Wieden and David Kennedy were listed as number 22 on the Advertising Age 100 ad people of the 20th century. He was named one of America's 25 most intriguing entrepreneurs by Inc. Wieden has been Oregon's Professional of the Year, Oregon's Entrepreneur of the Year, one of the world's 50 CyberElite by Time magazine, and one of 32 members of the One Club Creative Hall of Fame. Wieden was featured in Doug Pray's documentary Art & Copy.

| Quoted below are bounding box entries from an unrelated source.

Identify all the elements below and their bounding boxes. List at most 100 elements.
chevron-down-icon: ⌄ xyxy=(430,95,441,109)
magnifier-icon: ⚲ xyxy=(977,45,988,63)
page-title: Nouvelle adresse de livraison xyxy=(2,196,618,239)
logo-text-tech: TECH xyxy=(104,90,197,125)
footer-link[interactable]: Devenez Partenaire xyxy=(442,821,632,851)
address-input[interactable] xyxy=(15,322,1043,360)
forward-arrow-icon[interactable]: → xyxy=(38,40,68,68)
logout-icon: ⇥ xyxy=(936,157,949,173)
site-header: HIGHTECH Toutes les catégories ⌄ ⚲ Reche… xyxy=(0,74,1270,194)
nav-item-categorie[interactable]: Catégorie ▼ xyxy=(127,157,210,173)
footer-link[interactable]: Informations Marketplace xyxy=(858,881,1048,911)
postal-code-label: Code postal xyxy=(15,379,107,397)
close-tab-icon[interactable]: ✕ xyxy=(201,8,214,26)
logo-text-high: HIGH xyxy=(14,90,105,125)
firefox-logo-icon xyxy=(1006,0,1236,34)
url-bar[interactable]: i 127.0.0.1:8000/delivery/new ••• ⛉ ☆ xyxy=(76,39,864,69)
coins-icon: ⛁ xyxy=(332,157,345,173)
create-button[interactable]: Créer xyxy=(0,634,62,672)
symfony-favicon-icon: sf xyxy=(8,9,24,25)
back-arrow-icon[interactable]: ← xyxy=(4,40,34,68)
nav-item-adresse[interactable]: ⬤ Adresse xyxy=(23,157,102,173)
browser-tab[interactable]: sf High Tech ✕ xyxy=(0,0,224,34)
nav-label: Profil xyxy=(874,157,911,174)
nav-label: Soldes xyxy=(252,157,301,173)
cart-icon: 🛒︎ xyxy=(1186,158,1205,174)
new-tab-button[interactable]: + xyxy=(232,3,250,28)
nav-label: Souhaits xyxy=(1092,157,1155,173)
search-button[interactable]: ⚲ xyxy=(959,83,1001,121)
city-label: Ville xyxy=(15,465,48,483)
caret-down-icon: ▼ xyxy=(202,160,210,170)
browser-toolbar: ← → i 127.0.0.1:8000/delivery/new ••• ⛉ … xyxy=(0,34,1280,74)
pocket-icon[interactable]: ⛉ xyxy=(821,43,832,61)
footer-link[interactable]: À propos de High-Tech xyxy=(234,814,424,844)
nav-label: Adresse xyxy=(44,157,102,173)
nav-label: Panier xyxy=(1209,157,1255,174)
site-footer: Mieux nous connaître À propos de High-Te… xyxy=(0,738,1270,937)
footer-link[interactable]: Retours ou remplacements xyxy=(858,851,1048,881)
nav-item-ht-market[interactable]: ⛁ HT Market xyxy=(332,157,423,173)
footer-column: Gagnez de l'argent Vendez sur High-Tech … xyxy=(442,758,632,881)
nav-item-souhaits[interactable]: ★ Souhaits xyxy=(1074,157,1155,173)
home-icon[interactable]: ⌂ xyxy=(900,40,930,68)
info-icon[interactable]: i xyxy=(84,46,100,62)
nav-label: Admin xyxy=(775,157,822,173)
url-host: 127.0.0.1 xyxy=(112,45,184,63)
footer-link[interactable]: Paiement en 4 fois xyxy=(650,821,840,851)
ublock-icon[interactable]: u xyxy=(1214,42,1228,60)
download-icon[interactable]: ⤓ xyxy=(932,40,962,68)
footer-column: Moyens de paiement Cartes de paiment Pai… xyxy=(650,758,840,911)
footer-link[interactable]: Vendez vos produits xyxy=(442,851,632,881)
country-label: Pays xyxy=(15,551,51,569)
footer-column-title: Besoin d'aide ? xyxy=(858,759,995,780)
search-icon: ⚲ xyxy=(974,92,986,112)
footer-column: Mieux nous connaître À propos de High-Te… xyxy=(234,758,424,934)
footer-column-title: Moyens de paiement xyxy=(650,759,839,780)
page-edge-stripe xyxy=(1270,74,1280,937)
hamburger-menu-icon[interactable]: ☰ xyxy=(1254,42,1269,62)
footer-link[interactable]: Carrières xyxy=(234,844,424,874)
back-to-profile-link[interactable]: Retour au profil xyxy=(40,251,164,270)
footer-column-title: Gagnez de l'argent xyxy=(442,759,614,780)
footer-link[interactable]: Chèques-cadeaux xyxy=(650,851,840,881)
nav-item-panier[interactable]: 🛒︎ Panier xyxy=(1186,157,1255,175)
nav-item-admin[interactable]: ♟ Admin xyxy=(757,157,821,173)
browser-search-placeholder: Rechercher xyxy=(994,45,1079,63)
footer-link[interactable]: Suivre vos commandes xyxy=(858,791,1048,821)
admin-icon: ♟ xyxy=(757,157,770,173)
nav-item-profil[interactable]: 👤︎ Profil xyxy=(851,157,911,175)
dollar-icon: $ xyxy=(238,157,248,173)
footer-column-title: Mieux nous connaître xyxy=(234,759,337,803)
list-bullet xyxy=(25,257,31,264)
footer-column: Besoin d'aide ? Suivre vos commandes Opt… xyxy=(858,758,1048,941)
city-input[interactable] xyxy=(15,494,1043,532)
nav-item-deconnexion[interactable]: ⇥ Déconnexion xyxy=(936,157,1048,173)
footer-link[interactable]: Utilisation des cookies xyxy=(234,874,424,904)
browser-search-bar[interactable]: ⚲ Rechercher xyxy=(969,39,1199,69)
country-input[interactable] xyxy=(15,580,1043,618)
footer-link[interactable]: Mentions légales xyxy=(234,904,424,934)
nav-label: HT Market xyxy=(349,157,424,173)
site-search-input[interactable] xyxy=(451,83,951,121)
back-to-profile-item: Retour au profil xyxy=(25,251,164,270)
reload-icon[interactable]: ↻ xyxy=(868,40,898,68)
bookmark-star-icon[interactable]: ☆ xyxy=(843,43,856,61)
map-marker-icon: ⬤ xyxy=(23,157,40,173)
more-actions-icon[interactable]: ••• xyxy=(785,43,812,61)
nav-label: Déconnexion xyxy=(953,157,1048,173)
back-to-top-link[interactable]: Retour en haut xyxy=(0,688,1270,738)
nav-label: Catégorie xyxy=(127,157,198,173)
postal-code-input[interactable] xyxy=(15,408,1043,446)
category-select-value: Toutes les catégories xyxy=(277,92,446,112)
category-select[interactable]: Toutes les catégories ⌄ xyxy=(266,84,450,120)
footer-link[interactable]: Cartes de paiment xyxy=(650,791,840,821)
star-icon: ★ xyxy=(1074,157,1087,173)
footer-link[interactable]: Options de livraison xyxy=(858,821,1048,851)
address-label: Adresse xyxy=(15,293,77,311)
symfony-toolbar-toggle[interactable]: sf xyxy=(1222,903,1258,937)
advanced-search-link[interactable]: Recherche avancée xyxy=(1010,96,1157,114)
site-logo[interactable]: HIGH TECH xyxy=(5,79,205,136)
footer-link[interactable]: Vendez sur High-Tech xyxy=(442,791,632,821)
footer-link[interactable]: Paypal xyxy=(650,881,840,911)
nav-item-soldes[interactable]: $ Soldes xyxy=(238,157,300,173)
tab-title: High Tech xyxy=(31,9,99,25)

In 2015, he stopped daily work for the company.

==Later life and death==
Wieden was the founder of Caldera, a nonprofit arts education organization and camp for at-risk youth located in Sisters, Oregon. In 1999, he was inducted into the University of Oregon's Hall of Achievement. After his first wife died in 2008, he married Priscilla Bernard in 2012. Wieden died from complications of Alzheimer's disease on September 30, 2022, in Portland, at the age of 77.